Gnadenlos gut: Löw hat nur zwei Sorgen bis zur WM
Hannover/München - Martin O’Neill war zufrieden, er wirkte sogar ziemlich glücklich. Wann kann man das schon mal über einen Trainer sagen, dessen Mannschaft gerade 0:2 verloren hat und dem Gegner dabei über 90 Minuten hinterhergelaufen ist wie ein Hund seinem Herrchen? Aber O’Neill hatte eine gute Erklärung für seine Laune. "Ich zweifle daran, dass es weltweit eine Mannschaft gibt, die diese deutsche Mannschaft aufhalten kann", sagte der Coach der Nordiren: "Wir wollten einfach nicht zu hoch verlieren."

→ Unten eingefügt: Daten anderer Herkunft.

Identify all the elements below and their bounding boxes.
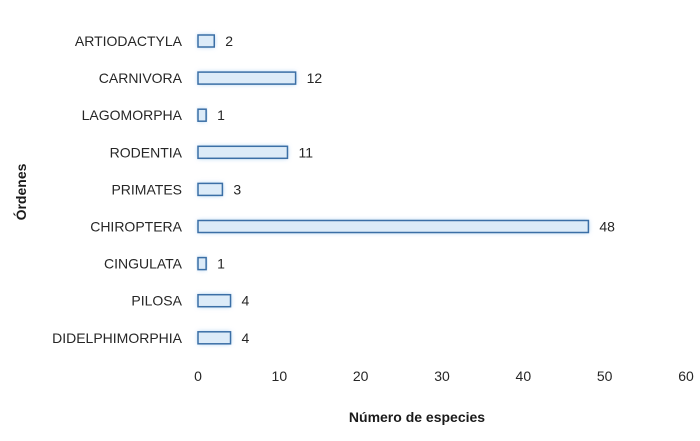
data-label-chiroptera: 48 [599,219,615,235]
category-label-chiroptera: CHIROPTERA [90,219,182,235]
data-label-pilosa: 4 [242,293,250,309]
category-label-pilosa: PILOSA [131,293,182,309]
category-label-carnivora: CARNIVORA [99,70,183,86]
data-label-rodentia: 11 [298,144,313,160]
category-label-rodentia: RODENTIA [110,144,183,160]
bar-chiroptera [197,219,590,234]
bars-layer [197,34,590,345]
bar-cingulata [197,256,207,271]
data-label-lagomorpha: 1 [217,107,225,123]
bar-pilosa [197,293,232,308]
x-tick-label-0: 0 [194,368,202,384]
category-label-lagomorpha: LAGOMORPHA [82,107,183,123]
x-tick-label-10: 10 [272,368,288,384]
x-axis-title: Número de especies [349,409,485,425]
bar-lagomorpha [197,108,207,122]
data-label-cingulata: 1 [217,256,225,272]
x-tick-label-40: 40 [516,368,532,384]
bar-artiodactyla [197,34,216,48]
data-label-primates: 3 [233,181,241,197]
data-label-artiodactyla: 2 [225,33,233,49]
x-tick-label-60: 60 [678,368,694,384]
category-label-artiodactyla: ARTIODACTYLA [75,33,183,49]
x-tick-labels: 0 10 20 30 40 50 60 [194,368,694,384]
category-label-cingulata: CINGULATA [104,256,183,272]
category-label-primates: PRIMATES [111,181,182,197]
bar-didelphimorphia [197,331,232,345]
data-label-carnivora: 12 [307,70,323,86]
bar-primates [197,182,224,197]
y-axis-title: Órdenes [12,163,29,220]
bar-carnivora [197,71,297,85]
x-tick-label-20: 20 [353,368,369,384]
category-label-didelphimorphia: DIDELPHIMORPHIA [52,330,183,346]
data-label-didelphimorphia: 4 [242,330,250,346]
category-labels: ARTIODACTYLA CARNIVORA LAGOMORPHA RODENTIA P… [52,33,183,346]
x-tick-label-50: 50 [597,368,613,384]
x-tick-label-30: 30 [434,368,450,384]
bar-rodentia [197,145,289,160]
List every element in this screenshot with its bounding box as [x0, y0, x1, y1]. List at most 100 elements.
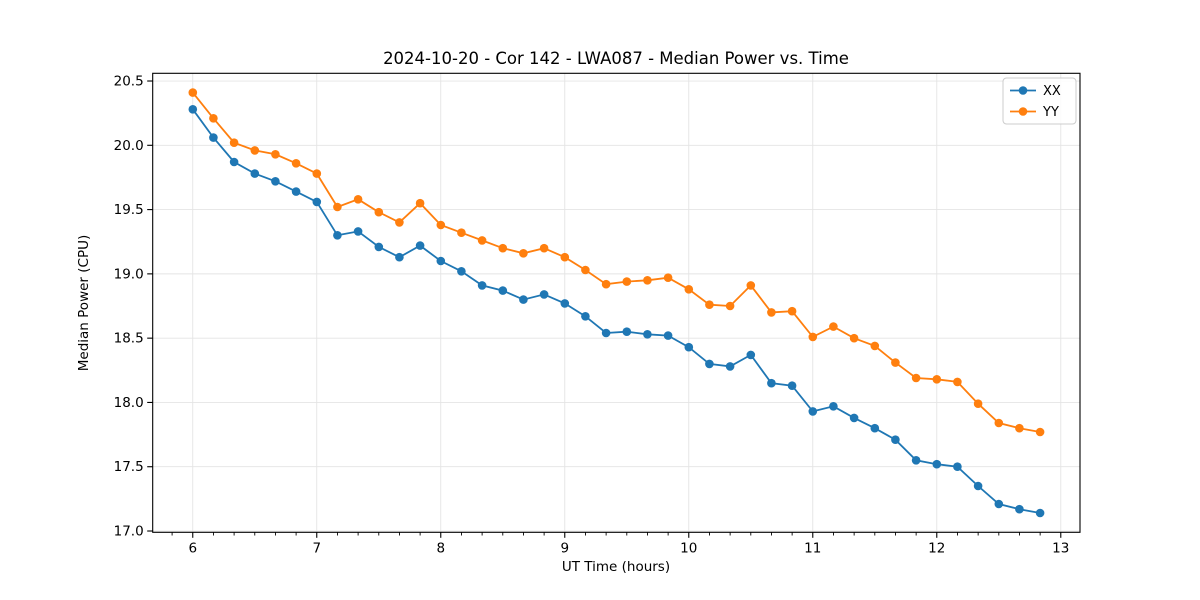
data-point-YY [519, 249, 528, 258]
data-point-XX [188, 105, 198, 114]
data-point-YY [746, 281, 756, 290]
y-tick-label: 17.0 [114, 524, 144, 540]
data-point-XX [209, 133, 218, 142]
data-point-YY [395, 218, 404, 227]
y-tick-label: 19.5 [114, 202, 144, 218]
data-point-YY [705, 300, 714, 310]
x-axis-label: UT Time (hours) [561, 559, 671, 575]
y-tick-label: 20.0 [114, 138, 144, 154]
data-point-YY [498, 243, 508, 253]
data-point-XX [312, 197, 322, 207]
data-point-XX [395, 252, 404, 262]
data-point-YY [209, 114, 218, 123]
data-point-YY [808, 332, 818, 342]
y-tick-label: 18.0 [114, 395, 144, 411]
data-point-XX [911, 456, 921, 465]
data-point-YY [457, 228, 466, 237]
data-point-XX [291, 187, 301, 196]
data-point-YY [953, 377, 962, 387]
data-point-XX [829, 402, 838, 411]
data-point-XX [374, 242, 384, 252]
data-point-YY [622, 277, 632, 286]
y-tick-label: 18.5 [114, 331, 144, 347]
data-point-YY [829, 322, 838, 331]
data-point-XX [415, 241, 425, 250]
data-point-XX [622, 327, 632, 337]
x-tick-label: 10 [680, 540, 697, 556]
data-point-YY [849, 333, 859, 343]
data-point-XX [229, 157, 239, 167]
data-point-XX [643, 330, 652, 339]
data-point-XX [457, 267, 466, 276]
data-point-YY [374, 207, 384, 217]
data-point-XX [1035, 508, 1045, 518]
data-point-XX [250, 169, 260, 178]
data-point-XX [705, 359, 714, 369]
data-point-YY [188, 88, 198, 97]
data-point-XX [767, 378, 776, 388]
data-point-YY [870, 341, 880, 351]
data-point-XX [787, 381, 797, 391]
legend-marker-icon [1018, 107, 1028, 116]
data-point-XX [684, 342, 694, 352]
series-YY [188, 88, 1045, 437]
legend: XX YY [1002, 77, 1077, 125]
data-point-XX [601, 328, 611, 338]
x-tick-label: 12 [928, 540, 945, 556]
data-point-YY [663, 273, 673, 283]
data-point-YY [643, 276, 652, 285]
data-point-YY [725, 301, 735, 311]
legend-label: YY [1042, 105, 1059, 120]
data-point-XX [498, 286, 508, 295]
data-point-YY [415, 198, 425, 208]
data-point-YY [229, 138, 239, 147]
data-point-XX [353, 227, 363, 236]
series-XX [188, 105, 1045, 518]
data-point-XX [271, 177, 280, 186]
data-point-YY [271, 150, 280, 159]
data-point-XX [1015, 504, 1024, 514]
y-tick-label: 17.5 [114, 459, 144, 475]
data-point-XX [333, 231, 342, 240]
data-point-XX [849, 413, 859, 423]
data-point-YY [291, 159, 301, 168]
data-point-XX [519, 295, 528, 304]
legend-item-YY: YY [1010, 105, 1059, 120]
data-point-YY [477, 236, 487, 245]
data-point-YY [436, 220, 446, 230]
axis-ticks: 6 7 8 9 10 11 12 13 17.0 17.5 18.0 18.5 19.0 19.5 20.0… [114, 74, 1070, 557]
data-point-XX [436, 256, 446, 266]
x-tick-label: 6 [188, 540, 197, 556]
data-point-YY [932, 375, 942, 384]
y-axis-label-text: Median Power (CPU) [76, 234, 92, 372]
data-point-XX [808, 407, 818, 416]
x-tick-label: 8 [436, 540, 445, 556]
data-point-XX [581, 312, 590, 321]
data-point-YY [560, 252, 570, 262]
data-point-YY [973, 399, 983, 409]
gridlines [152, 73, 1080, 533]
data-point-XX [994, 499, 1004, 509]
data-point-YY [312, 169, 322, 178]
data-point-XX [539, 290, 549, 299]
data-point-YY [1035, 427, 1045, 437]
data-point-XX [932, 459, 942, 469]
chart-title: 2024-10-20 - Cor 142 - LWA087 - Median P… [383, 49, 849, 68]
data-point-YY [601, 279, 611, 289]
data-point-YY [911, 373, 921, 383]
x-tick-label: 7 [312, 540, 321, 556]
data-point-XX [477, 281, 487, 290]
data-point-YY [250, 146, 260, 155]
x-tick-label: 11 [804, 540, 821, 556]
data-point-XX [870, 423, 880, 433]
x-tick-label: 9 [560, 540, 569, 556]
series-line-XX [192, 108, 1041, 514]
data-point-XX [973, 481, 983, 491]
data-point-YY [684, 285, 694, 294]
data-point-XX [891, 435, 900, 445]
y-tick-label: 20.5 [114, 74, 144, 90]
data-point-YY [1015, 423, 1024, 433]
data-point-XX [953, 462, 962, 472]
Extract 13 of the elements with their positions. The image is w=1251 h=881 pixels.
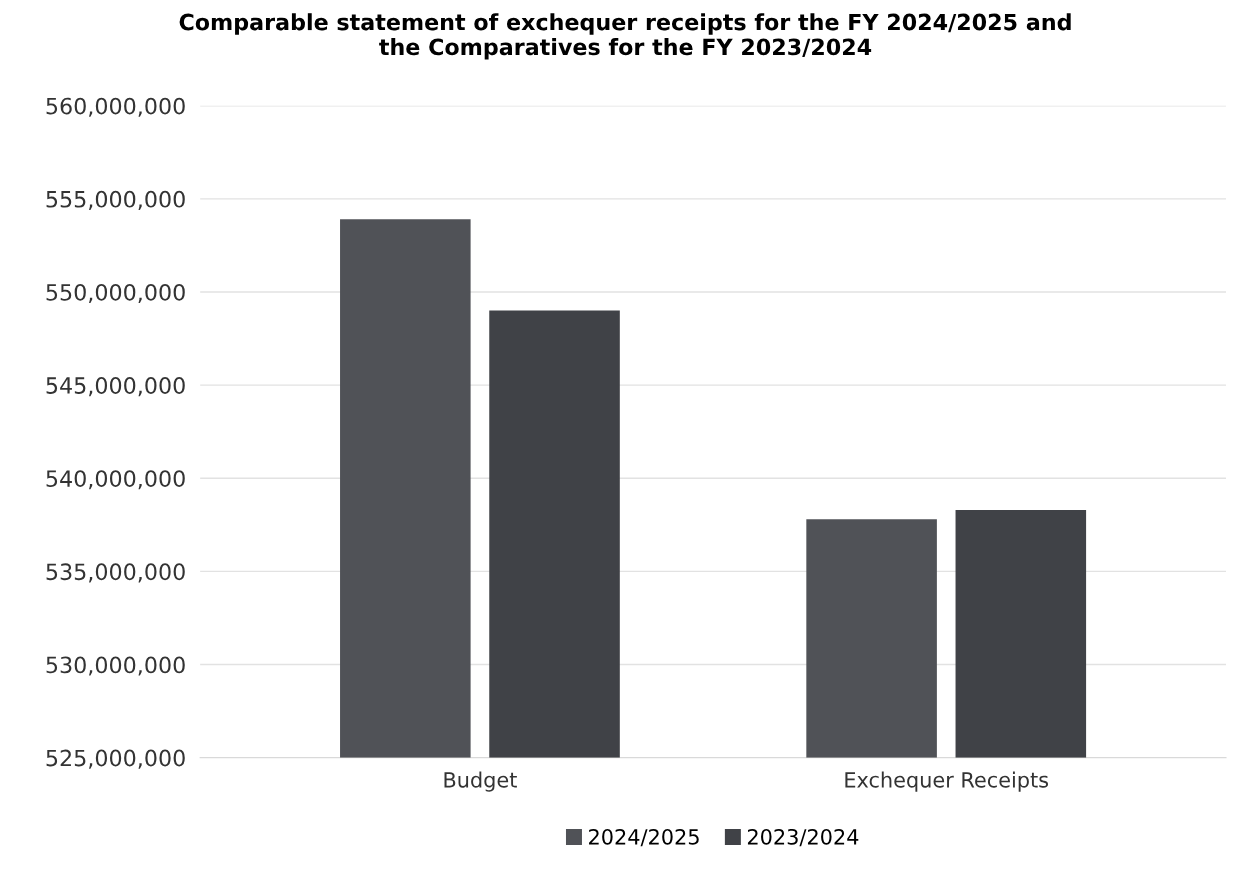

"Qualifikation gnadenlos durchziehen"
Bemerkenswert und zugleich doch: nachvollziehbar. Nach drei Spielen in dieser WM-Qualifikation muss man festhalten, dass die Haltung des nordirischen Trainers nichts anderes ist als eine Tatsachenbeschreibung der Machtverhältnisse in Gruppe C. "Deutschland wird die Gruppe ganz klar gewinnen", sagte O’Neill. "Für uns geht es nur um den zweiten Platz." Die Tschechen, Norweger und Aserbaidschaner denken genauso. Nur der Bundestrainer (noch) nicht. "Wir wollen die Qualifikation gnadenlos durchziehen", sagte Joachim Löw noch am Abend in Hannover. Er hat die vergangene EM-Quali nicht vergessen, als die DFB-Elf nach Niederlagen gegen Polen und Irland sogar zittern musste.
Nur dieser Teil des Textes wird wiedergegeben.